À Leeds, il se lance dans la composition de sa première œuvre poétique d’envergure : le « Lai des Enfants de Húrin », un long poème en vers allitératifs (dans la tradition de Beowulf) qu’il abandonne au milieu des années 1920 en faveur du « Lai de Leithian », en vers octosyllabiques.
Ces œuvres majeures, en lien avec « Le Silmarillion », ont été éditées par Christopher Tolkien dans Les Lais du Beleriand (Histoire de la Terre du Milieu, Vol. III).

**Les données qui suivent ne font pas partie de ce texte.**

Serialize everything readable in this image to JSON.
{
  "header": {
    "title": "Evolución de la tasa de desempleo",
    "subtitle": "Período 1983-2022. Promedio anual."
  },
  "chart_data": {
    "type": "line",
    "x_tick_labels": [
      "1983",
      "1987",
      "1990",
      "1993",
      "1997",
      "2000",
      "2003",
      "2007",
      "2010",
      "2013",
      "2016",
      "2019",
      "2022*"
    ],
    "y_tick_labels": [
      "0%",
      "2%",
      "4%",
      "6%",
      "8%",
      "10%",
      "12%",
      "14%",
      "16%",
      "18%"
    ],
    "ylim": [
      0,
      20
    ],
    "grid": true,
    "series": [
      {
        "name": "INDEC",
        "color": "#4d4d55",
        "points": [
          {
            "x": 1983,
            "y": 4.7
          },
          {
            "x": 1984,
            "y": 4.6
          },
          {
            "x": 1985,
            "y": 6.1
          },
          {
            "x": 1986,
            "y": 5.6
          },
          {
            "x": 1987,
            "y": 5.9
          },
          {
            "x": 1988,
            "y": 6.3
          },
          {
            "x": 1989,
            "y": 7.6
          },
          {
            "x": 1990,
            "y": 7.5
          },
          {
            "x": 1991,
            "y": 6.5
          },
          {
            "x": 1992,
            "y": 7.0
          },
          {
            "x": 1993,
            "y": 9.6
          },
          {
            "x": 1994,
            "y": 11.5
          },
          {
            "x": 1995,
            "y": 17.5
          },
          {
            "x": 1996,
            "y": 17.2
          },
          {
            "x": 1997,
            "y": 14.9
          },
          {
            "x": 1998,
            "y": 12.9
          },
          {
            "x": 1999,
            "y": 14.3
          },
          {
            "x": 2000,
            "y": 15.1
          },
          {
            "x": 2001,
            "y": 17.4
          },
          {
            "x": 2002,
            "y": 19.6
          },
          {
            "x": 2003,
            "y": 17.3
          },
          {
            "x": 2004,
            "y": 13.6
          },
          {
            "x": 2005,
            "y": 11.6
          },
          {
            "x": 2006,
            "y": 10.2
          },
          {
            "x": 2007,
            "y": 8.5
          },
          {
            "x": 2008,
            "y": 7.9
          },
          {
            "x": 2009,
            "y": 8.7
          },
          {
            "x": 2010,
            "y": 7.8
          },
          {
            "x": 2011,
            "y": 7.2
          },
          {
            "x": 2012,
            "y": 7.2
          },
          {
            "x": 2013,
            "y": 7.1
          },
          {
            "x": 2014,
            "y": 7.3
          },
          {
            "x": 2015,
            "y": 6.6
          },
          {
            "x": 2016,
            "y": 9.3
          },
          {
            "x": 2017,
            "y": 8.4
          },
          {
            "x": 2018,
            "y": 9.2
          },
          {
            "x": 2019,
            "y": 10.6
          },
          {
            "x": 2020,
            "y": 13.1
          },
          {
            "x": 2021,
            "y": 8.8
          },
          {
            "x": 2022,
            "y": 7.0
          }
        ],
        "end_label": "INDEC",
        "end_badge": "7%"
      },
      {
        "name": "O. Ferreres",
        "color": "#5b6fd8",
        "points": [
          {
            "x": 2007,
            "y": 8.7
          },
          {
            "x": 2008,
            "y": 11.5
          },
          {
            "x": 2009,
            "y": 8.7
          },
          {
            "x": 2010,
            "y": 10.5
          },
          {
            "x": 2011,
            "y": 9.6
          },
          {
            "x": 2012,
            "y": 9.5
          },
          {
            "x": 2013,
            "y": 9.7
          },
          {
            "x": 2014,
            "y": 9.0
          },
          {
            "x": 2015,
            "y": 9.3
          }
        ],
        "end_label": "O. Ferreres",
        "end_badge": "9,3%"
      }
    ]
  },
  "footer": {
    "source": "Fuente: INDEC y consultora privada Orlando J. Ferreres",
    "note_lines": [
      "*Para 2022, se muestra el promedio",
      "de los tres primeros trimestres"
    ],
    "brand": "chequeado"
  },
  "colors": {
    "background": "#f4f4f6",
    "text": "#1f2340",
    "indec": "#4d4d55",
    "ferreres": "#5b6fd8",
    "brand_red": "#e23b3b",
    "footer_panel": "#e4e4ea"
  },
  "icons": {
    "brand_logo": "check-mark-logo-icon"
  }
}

Le vieil anglais et le norrois

Autour de son activité universitaire, et en dehors des légendes de la Terre du Milieu, Tolkien réalise des traductions de poèmes médiévaux, dont celles de Sire Gauvain et le Chevalier vert, Pearl et Sir Orfeo, publiées en 1975. Quant au « Retour de Beorhtnoth fils de Beorhthelm », paru en français dans Faërie et autres textes, il s’agit d’un dialogue entre deux serviteurs chargés de récupérer le corps de leur seigneur, inspiré du poème La Bataille de Maldon en vieil anglais.

« Le Nouveau Lai des Völsungs » et « Le Nouveau Lai de Gudrún» (publiés dans La Légende de Sigurd et Gudrún) reprennent des épisodes de la saga islandaise des Völsungs ; La Chute d’Arthur, poème inspiré de la légende médiévale du héros éponyme, a été édité par Christopher Tolkien en 2013. Enfin, « Le Lai d’Aotrou et Itroun » raconte l’histoire tragique d’un couple de nobles bretons trahis par une sorcière ; très estimé de ses lecteurs, il n’a pas encore été réédité depuis sa publication dans le magazine Welsh Review, en 1945.

La fabrication des mythes

Dans toute cette foisonnante poésie, Tolkien fait montre des mêmes talents de conteur que nous lui connaissons dans ses œuvres en prose. Mais s’il est un poème où Tolkien livre l’essence de son art, celui du « faiseur de légendes », c’est bien ce « Mythopoeia » adressé « à celui qui a dit que les mythes étaient des mensonges (…), quoique “soufflés dans du Vermeil” » :

He sees no stars who does not see them first
of living silver made that sudden burst
to flame like flowers beneath an ancient song,
whose very echo after-music long
has since pursued.

(Il ne voit pas les astres qui ne les voit d’abord, comme le vif-argent soudain fendu, en flammes faites fleurs par l’ancien chant, lui dont l’écho, la musique fuyant, demeure encor.)